You can easily construct scenarios where a page of memory used for one thing at the time of a snapshot is used for something else entirely at the time of identification (inside MDCompareSnapshot). The simplest example is a DLL in place during Snapshot1 that unloads, then another DLL loads in its place at the time of Snapshot2. The block identification code is likely to identify Snapshot1 pages as belonging to the wrong DLL. Alternatively, pages may go away entirely between snapshots. In this case, the identification code fails completely and reports <unknown>.
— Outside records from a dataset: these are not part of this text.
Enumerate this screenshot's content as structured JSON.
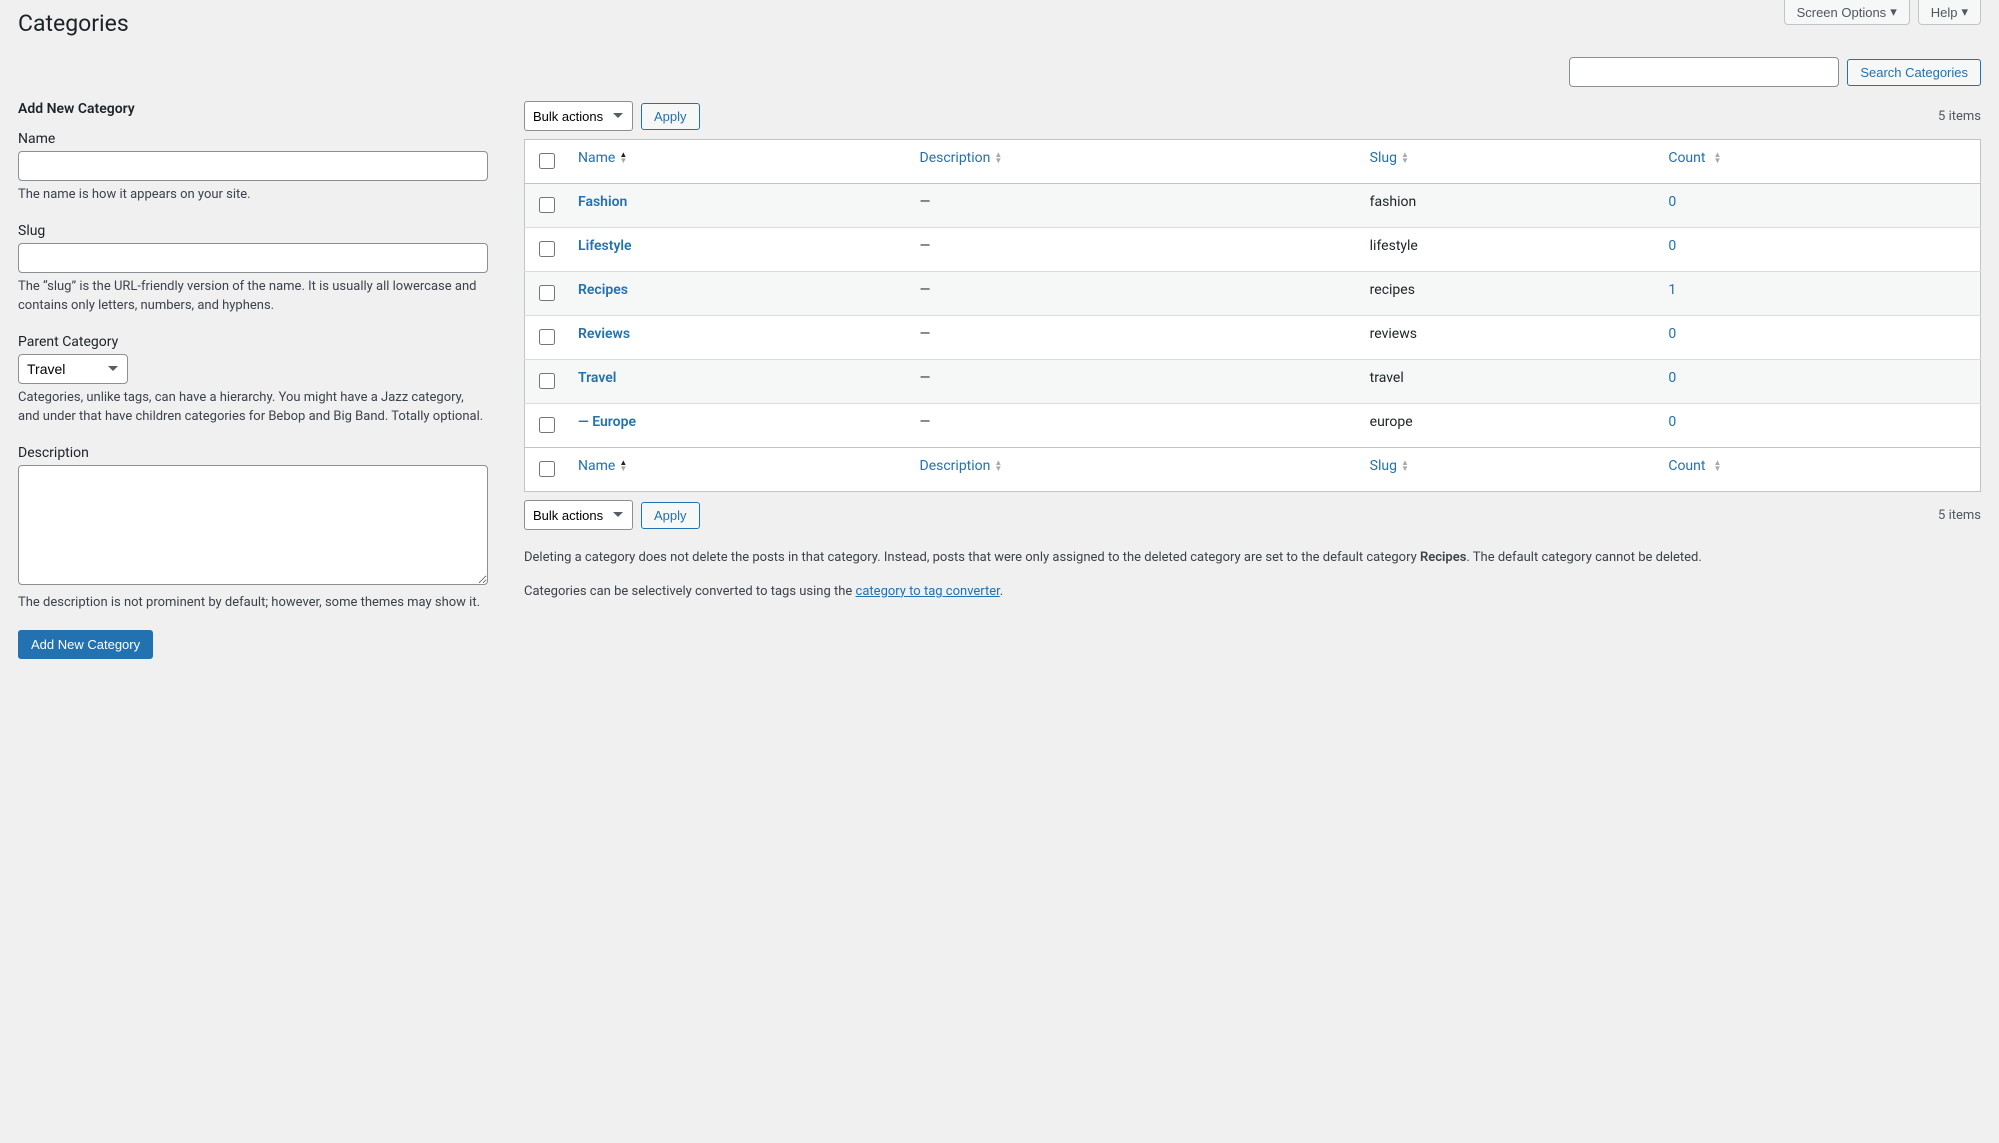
{
  "topbar": {
    "screen_options": "Screen Options",
    "help": "Help"
  },
  "page_title": "Categories",
  "search": {
    "value": "",
    "button": "Search Categories"
  },
  "form": {
    "heading": "Add New Category",
    "name": {
      "label": "Name",
      "value": "",
      "help": "The name is how it appears on your site."
    },
    "slug": {
      "label": "Slug",
      "value": "",
      "help": "The “slug” is the URL-friendly version of the name. It is usually all lowercase and contains only letters, numbers, and hyphens."
    },
    "parent": {
      "label": "Parent Category",
      "selected": "Travel",
      "help": "Categories, unlike tags, can have a hierarchy. You might have a Jazz category, and under that have children categories for Bebop and Big Band. Totally optional."
    },
    "description": {
      "label": "Description",
      "value": "",
      "help": "The description is not prominent by default; however, some themes may show it."
    },
    "submit": "Add New Category"
  },
  "bulk": {
    "selected": "Bulk actions",
    "apply": "Apply"
  },
  "pagination": {
    "items_text": "5 items"
  },
  "columns": {
    "name": "Name",
    "description": "Description",
    "slug": "Slug",
    "count": "Count"
  },
  "rows": [
    {
      "name": "Fashion",
      "description": "—",
      "slug": "fashion",
      "count": "0",
      "indent": 0
    },
    {
      "name": "Lifestyle",
      "description": "—",
      "slug": "lifestyle",
      "count": "0",
      "indent": 0
    },
    {
      "name": "Recipes",
      "description": "—",
      "slug": "recipes",
      "count": "1",
      "indent": 0
    },
    {
      "name": "Reviews",
      "description": "—",
      "slug": "reviews",
      "count": "0",
      "indent": 0
    },
    {
      "name": "Travel",
      "description": "—",
      "slug": "travel",
      "count": "0",
      "indent": 0
    },
    {
      "name": "— Europe",
      "description": "—",
      "slug": "europe",
      "count": "0",
      "indent": 0
    }
  ],
  "notes": {
    "line1_pre": "Deleting a category does not delete the posts in that category. Instead, posts that were only assigned to the deleted category are set to the default category ",
    "default_cat": "Recipes",
    "line1_post": ". The default category cannot be deleted.",
    "line2_pre": "Categories can be selectively converted to tags using the ",
    "converter_link": "category to tag converter",
    "line2_post": "."
  }
}
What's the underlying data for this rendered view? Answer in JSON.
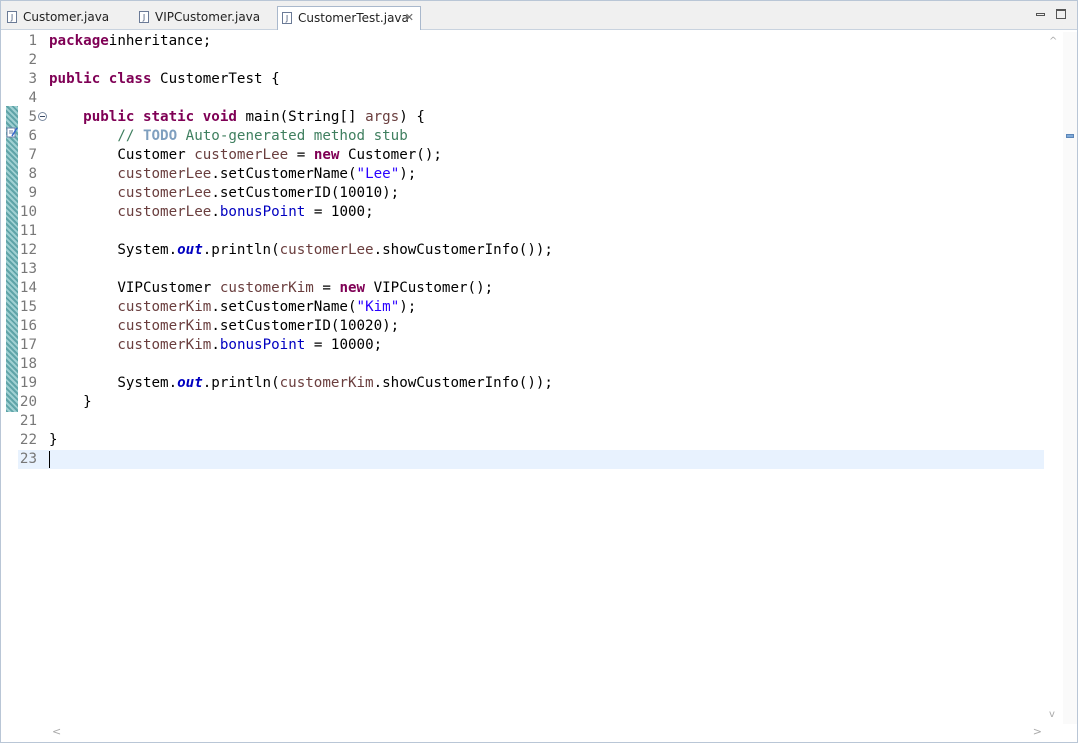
{
  "tabs": [
    {
      "label": "Customer.java",
      "icon": "java-file-icon"
    },
    {
      "label": "VIPCustomer.java",
      "icon": "java-file-icon"
    },
    {
      "label": "CustomerTest.java",
      "icon": "java-file-icon",
      "active": true,
      "close": "✕"
    }
  ],
  "window_controls": {
    "minimize": "minimize-icon",
    "maximize": "maximize-icon"
  },
  "editor": {
    "lines": [
      {
        "num": "1",
        "tokens": [
          [
            "kw",
            "package"
          ],
          [
            "",
            "inheritance;"
          ]
        ]
      },
      {
        "num": "2",
        "tokens": []
      },
      {
        "num": "3",
        "tokens": [
          [
            "kw",
            "public"
          ],
          [
            "",
            " "
          ],
          [
            "kw",
            "class"
          ],
          [
            "",
            " CustomerTest {"
          ]
        ]
      },
      {
        "num": "4",
        "tokens": []
      },
      {
        "num": "5",
        "fold": true,
        "tokens": [
          [
            "",
            "    "
          ],
          [
            "kw",
            "public"
          ],
          [
            "",
            " "
          ],
          [
            "kw",
            "static"
          ],
          [
            "",
            " "
          ],
          [
            "kw",
            "void"
          ],
          [
            "",
            " main(String[] "
          ],
          [
            "var",
            "args"
          ],
          [
            "",
            ") {"
          ]
        ]
      },
      {
        "num": "6",
        "tokens": [
          [
            "",
            "        "
          ],
          [
            "cm",
            "// "
          ],
          [
            "todo",
            "TODO"
          ],
          [
            "cm",
            " Auto-generated method stub"
          ]
        ]
      },
      {
        "num": "7",
        "tokens": [
          [
            "",
            "        Customer "
          ],
          [
            "var",
            "customerLee"
          ],
          [
            "",
            " = "
          ],
          [
            "kw",
            "new"
          ],
          [
            "",
            " Customer();"
          ]
        ]
      },
      {
        "num": "8",
        "tokens": [
          [
            "",
            "        "
          ],
          [
            "var",
            "customerLee"
          ],
          [
            "",
            ".setCustomerName("
          ],
          [
            "str",
            "\"Lee\""
          ],
          [
            "",
            ");"
          ]
        ]
      },
      {
        "num": "9",
        "tokens": [
          [
            "",
            "        "
          ],
          [
            "var",
            "customerLee"
          ],
          [
            "",
            ".setCustomerID(10010);"
          ]
        ]
      },
      {
        "num": "10",
        "tokens": [
          [
            "",
            "        "
          ],
          [
            "var",
            "customerLee"
          ],
          [
            "",
            "."
          ],
          [
            "fld",
            "bonusPoint"
          ],
          [
            "",
            " = 1000;"
          ]
        ]
      },
      {
        "num": "11",
        "tokens": []
      },
      {
        "num": "12",
        "tokens": [
          [
            "",
            "        System."
          ],
          [
            "sfld",
            "out"
          ],
          [
            "",
            ".println("
          ],
          [
            "var",
            "customerLee"
          ],
          [
            "",
            ".showCustomerInfo());"
          ]
        ]
      },
      {
        "num": "13",
        "tokens": []
      },
      {
        "num": "14",
        "tokens": [
          [
            "",
            "        VIPCustomer "
          ],
          [
            "var",
            "customerKim"
          ],
          [
            "",
            " = "
          ],
          [
            "kw",
            "new"
          ],
          [
            "",
            " VIPCustomer();"
          ]
        ]
      },
      {
        "num": "15",
        "tokens": [
          [
            "",
            "        "
          ],
          [
            "var",
            "customerKim"
          ],
          [
            "",
            ".setCustomerName("
          ],
          [
            "str",
            "\"Kim\""
          ],
          [
            "",
            ");"
          ]
        ]
      },
      {
        "num": "16",
        "tokens": [
          [
            "",
            "        "
          ],
          [
            "var",
            "customerKim"
          ],
          [
            "",
            ".setCustomerID(10020);"
          ]
        ]
      },
      {
        "num": "17",
        "tokens": [
          [
            "",
            "        "
          ],
          [
            "var",
            "customerKim"
          ],
          [
            "",
            "."
          ],
          [
            "fld",
            "bonusPoint"
          ],
          [
            "",
            " = 10000;"
          ]
        ]
      },
      {
        "num": "18",
        "tokens": []
      },
      {
        "num": "19",
        "tokens": [
          [
            "",
            "        System."
          ],
          [
            "sfld",
            "out"
          ],
          [
            "",
            ".println("
          ],
          [
            "var",
            "customerKim"
          ],
          [
            "",
            ".showCustomerInfo());"
          ]
        ]
      },
      {
        "num": "20",
        "tokens": [
          [
            "",
            "    }"
          ]
        ]
      },
      {
        "num": "21",
        "tokens": []
      },
      {
        "num": "22",
        "tokens": [
          [
            "",
            "}"
          ]
        ]
      },
      {
        "num": "23",
        "tokens": [],
        "current": true
      }
    ]
  },
  "scroll_arrows": {
    "up": "^",
    "down": "v",
    "left": "<",
    "right": ">"
  },
  "colors": {
    "keyword": "#7f0055",
    "comment": "#3f7f5f",
    "string": "#2a00ff",
    "field": "#0000c0",
    "local_var": "#6a3e3e",
    "current_line": "#e8f2fe"
  }
}
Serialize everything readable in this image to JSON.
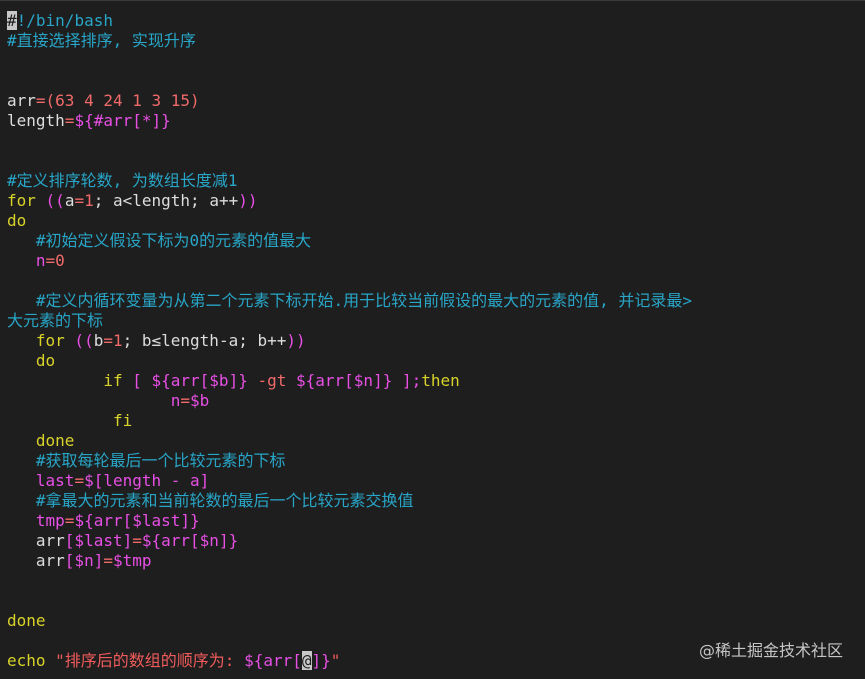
{
  "colors": {
    "background": "#1e1e1e",
    "plain": "#dddddd",
    "comment": "#28a5c7",
    "keyword": "#d8d32a",
    "variable": "#e84fe5",
    "number": "#f06a6a",
    "string": "#ef5b5b",
    "operator": "#f06a6a"
  },
  "code_lines": [
    [
      {
        "t": "#",
        "c": "cursor"
      },
      {
        "t": "!/bin/bash",
        "c": "comment"
      }
    ],
    [
      {
        "t": "#直接选择排序, 实现升序",
        "c": "comment"
      }
    ],
    [],
    [],
    [
      {
        "t": "arr",
        "c": "plain"
      },
      {
        "t": "=(63 4 24 1 3 15)",
        "c": "number"
      }
    ],
    [
      {
        "t": "length",
        "c": "plain"
      },
      {
        "t": "=",
        "c": "number"
      },
      {
        "t": "${#arr[*]}",
        "c": "variable"
      }
    ],
    [],
    [],
    [
      {
        "t": "#定义排序轮数, 为数组长度减1",
        "c": "comment"
      }
    ],
    [
      {
        "t": "for",
        "c": "keyword"
      },
      {
        "t": " ((",
        "c": "variable"
      },
      {
        "t": "a",
        "c": "plain"
      },
      {
        "t": "=1",
        "c": "number"
      },
      {
        "t": "; a<length; a++",
        "c": "plain"
      },
      {
        "t": "))",
        "c": "variable"
      }
    ],
    [
      {
        "t": "do",
        "c": "keyword"
      }
    ],
    [
      {
        "t": "   #初始定义假设下标为0的元素的值最大",
        "c": "comment"
      }
    ],
    [
      {
        "t": "   n",
        "c": "variable"
      },
      {
        "t": "=0",
        "c": "number"
      }
    ],
    [],
    [
      {
        "t": "   #定义内循环变量为从第二个元素下标开始.用于比较当前假设的最大的元素的值, 并记录最>",
        "c": "comment"
      }
    ],
    [
      {
        "t": "大元素的下标",
        "c": "comment"
      }
    ],
    [
      {
        "t": "   for",
        "c": "keyword"
      },
      {
        "t": " ((",
        "c": "variable"
      },
      {
        "t": "b",
        "c": "plain"
      },
      {
        "t": "=1",
        "c": "number"
      },
      {
        "t": "; b≤length-a; b++",
        "c": "plain"
      },
      {
        "t": "))",
        "c": "variable"
      }
    ],
    [
      {
        "t": "   do",
        "c": "keyword"
      }
    ],
    [
      {
        "t": "          if",
        "c": "keyword"
      },
      {
        "t": " [ ",
        "c": "variable"
      },
      {
        "t": "${arr[$b]}",
        "c": "variable"
      },
      {
        "t": " -gt ",
        "c": "number"
      },
      {
        "t": "${arr[$n]}",
        "c": "variable"
      },
      {
        "t": " ];",
        "c": "variable"
      },
      {
        "t": "then",
        "c": "keyword"
      }
    ],
    [
      {
        "t": "                 n",
        "c": "variable"
      },
      {
        "t": "=",
        "c": "number"
      },
      {
        "t": "$b",
        "c": "variable"
      }
    ],
    [
      {
        "t": "           fi",
        "c": "keyword"
      }
    ],
    [
      {
        "t": "   done",
        "c": "keyword"
      }
    ],
    [
      {
        "t": "   #获取每轮最后一个比较元素的下标",
        "c": "comment"
      }
    ],
    [
      {
        "t": "   last",
        "c": "variable"
      },
      {
        "t": "=",
        "c": "number"
      },
      {
        "t": "$[length - a]",
        "c": "variable"
      }
    ],
    [
      {
        "t": "   #拿最大的元素和当前轮数的最后一个比较元素交换值",
        "c": "comment"
      }
    ],
    [
      {
        "t": "   tmp",
        "c": "variable"
      },
      {
        "t": "=",
        "c": "number"
      },
      {
        "t": "${arr[$last]}",
        "c": "variable"
      }
    ],
    [
      {
        "t": "   arr",
        "c": "plain"
      },
      {
        "t": "[$last]",
        "c": "variable"
      },
      {
        "t": "=",
        "c": "number"
      },
      {
        "t": "${arr[$n]}",
        "c": "variable"
      }
    ],
    [
      {
        "t": "   arr",
        "c": "plain"
      },
      {
        "t": "[$n]",
        "c": "variable"
      },
      {
        "t": "=",
        "c": "number"
      },
      {
        "t": "$tmp",
        "c": "variable"
      }
    ],
    [],
    [],
    [
      {
        "t": "done",
        "c": "keyword"
      }
    ],
    [],
    [
      {
        "t": "echo",
        "c": "keyword"
      },
      {
        "t": " \"排序后的数组的顺序为: ",
        "c": "string"
      },
      {
        "t": "${arr[",
        "c": "variable"
      },
      {
        "t": "@",
        "c": "cursor"
      },
      {
        "t": "]}",
        "c": "variable"
      },
      {
        "t": "\"",
        "c": "string"
      }
    ]
  ],
  "watermark": "@稀土掘金技术社区"
}
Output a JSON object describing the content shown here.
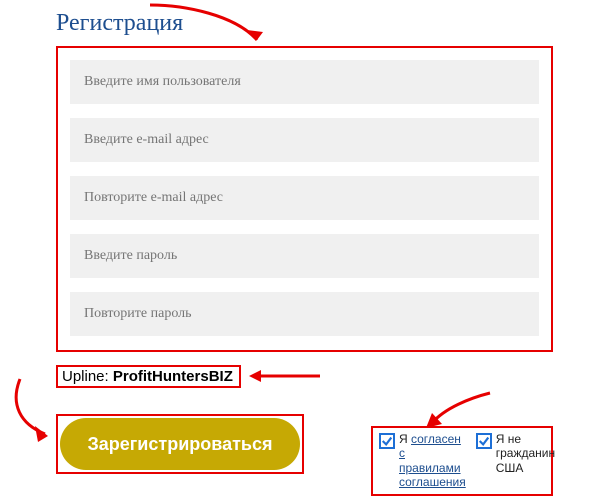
{
  "title": "Регистрация",
  "fields": {
    "username": "Введите имя пользователя",
    "email": "Введите e-mail адрес",
    "email_confirm": "Повторите e-mail адрес",
    "password": "Введите пароль",
    "password_confirm": "Повторите пароль"
  },
  "upline": {
    "label": "Upline: ",
    "value": "ProfitHuntersBIZ"
  },
  "submit": "Зарегистрироваться",
  "checkboxes": {
    "agree_prefix": "Я ",
    "agree_link": "согласен с правилами соглашения",
    "not_us": "Я не гражданин США"
  },
  "annotations": {
    "arrow_color": "#e60000",
    "highlight_color": "#e60000"
  }
}
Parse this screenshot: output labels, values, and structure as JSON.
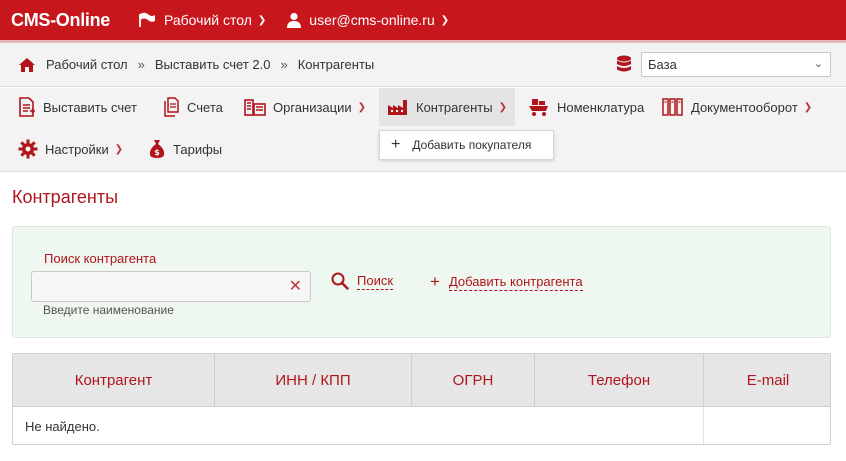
{
  "header": {
    "brand": "CMS-Online",
    "desktop_label": "Рабочий стол",
    "user_label": "user@cms-online.ru"
  },
  "breadcrumbs": {
    "items": [
      "Рабочий стол",
      "Выставить счет 2.0",
      "Контрагенты"
    ],
    "separator": "»"
  },
  "base_select": {
    "value": "База"
  },
  "menu": {
    "items": [
      {
        "label": "Выставить счет",
        "icon": "invoice-icon"
      },
      {
        "label": "Счета",
        "icon": "documents-icon"
      },
      {
        "label": "Организации",
        "icon": "buildings-icon"
      },
      {
        "label": "Контрагенты",
        "icon": "factory-icon"
      },
      {
        "label": "Номенклатура",
        "icon": "cart-icon"
      },
      {
        "label": "Документооборот",
        "icon": "folders-icon"
      },
      {
        "label": "Настройки",
        "icon": "gear-icon"
      },
      {
        "label": "Тарифы",
        "icon": "money-bag-icon"
      }
    ],
    "dropdown_item": "Добавить покупателя"
  },
  "page": {
    "title": "Контрагенты"
  },
  "search": {
    "label": "Поиск контрагента",
    "value": "",
    "hint": "Введите наименование",
    "search_button": "Поиск",
    "add_button": "Добавить контрагента"
  },
  "table": {
    "columns": [
      "Контрагент",
      "ИНН / КПП",
      "ОГРН",
      "Телефон",
      "E-mail"
    ],
    "empty_text": "Не найдено."
  },
  "colors": {
    "accent": "#c8161d",
    "text_red": "#b0151b",
    "panel_green": "#eef7f0"
  }
}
A final note on strange results from MemDiff. You may occasionally see pages with addresses above 2GB. Usually these addresses are something like 0xC017F000. These are pages that Windows NT is using for storing the process memory map. If the process memory space grows enough, the kernel-mode code that manages the process memory space needs to allocate another page of memory to hold page table entries. Note that the discussion here assumes a "normal" Windows NT-based system with a maximum user-mode address of 2GB. It's possible to boot Windows NT in the /3GB mode where specially marked processes can use addresses up to 0xC0000000.

Some Final Words
The MemDiff library has the potential to help in many circumstances. However, the code is still pretty rough. Given the restrictions of time and space, I leaned toward simplicity. I'd expect MemDiff to be tweaked and modified by others to better report on their specific scenarios.
Among ideas for improvement, you could identify and tag memory pages at the time of a snapshot, look for and include compiler runtime heaps, and identify thread stack memory. (Remember, there might be multiple threads in the process.) If your code VirtualAllocs memory and has identifiable patterns to the data, its easy enough to add code to look for your specific data.
Finally, a big thank you to Osiris Pedroso at Autodesk for helping me test MemDiff. Aside from just making suggestions, Osiris ran MemDiff on AutoCad itself. The output files he sent back made me knuckle down to come up with better algorithms than I originally wrote. MemDiff is significantly better for his help.
From the November 1999 issue of Microsoft Systems Journal.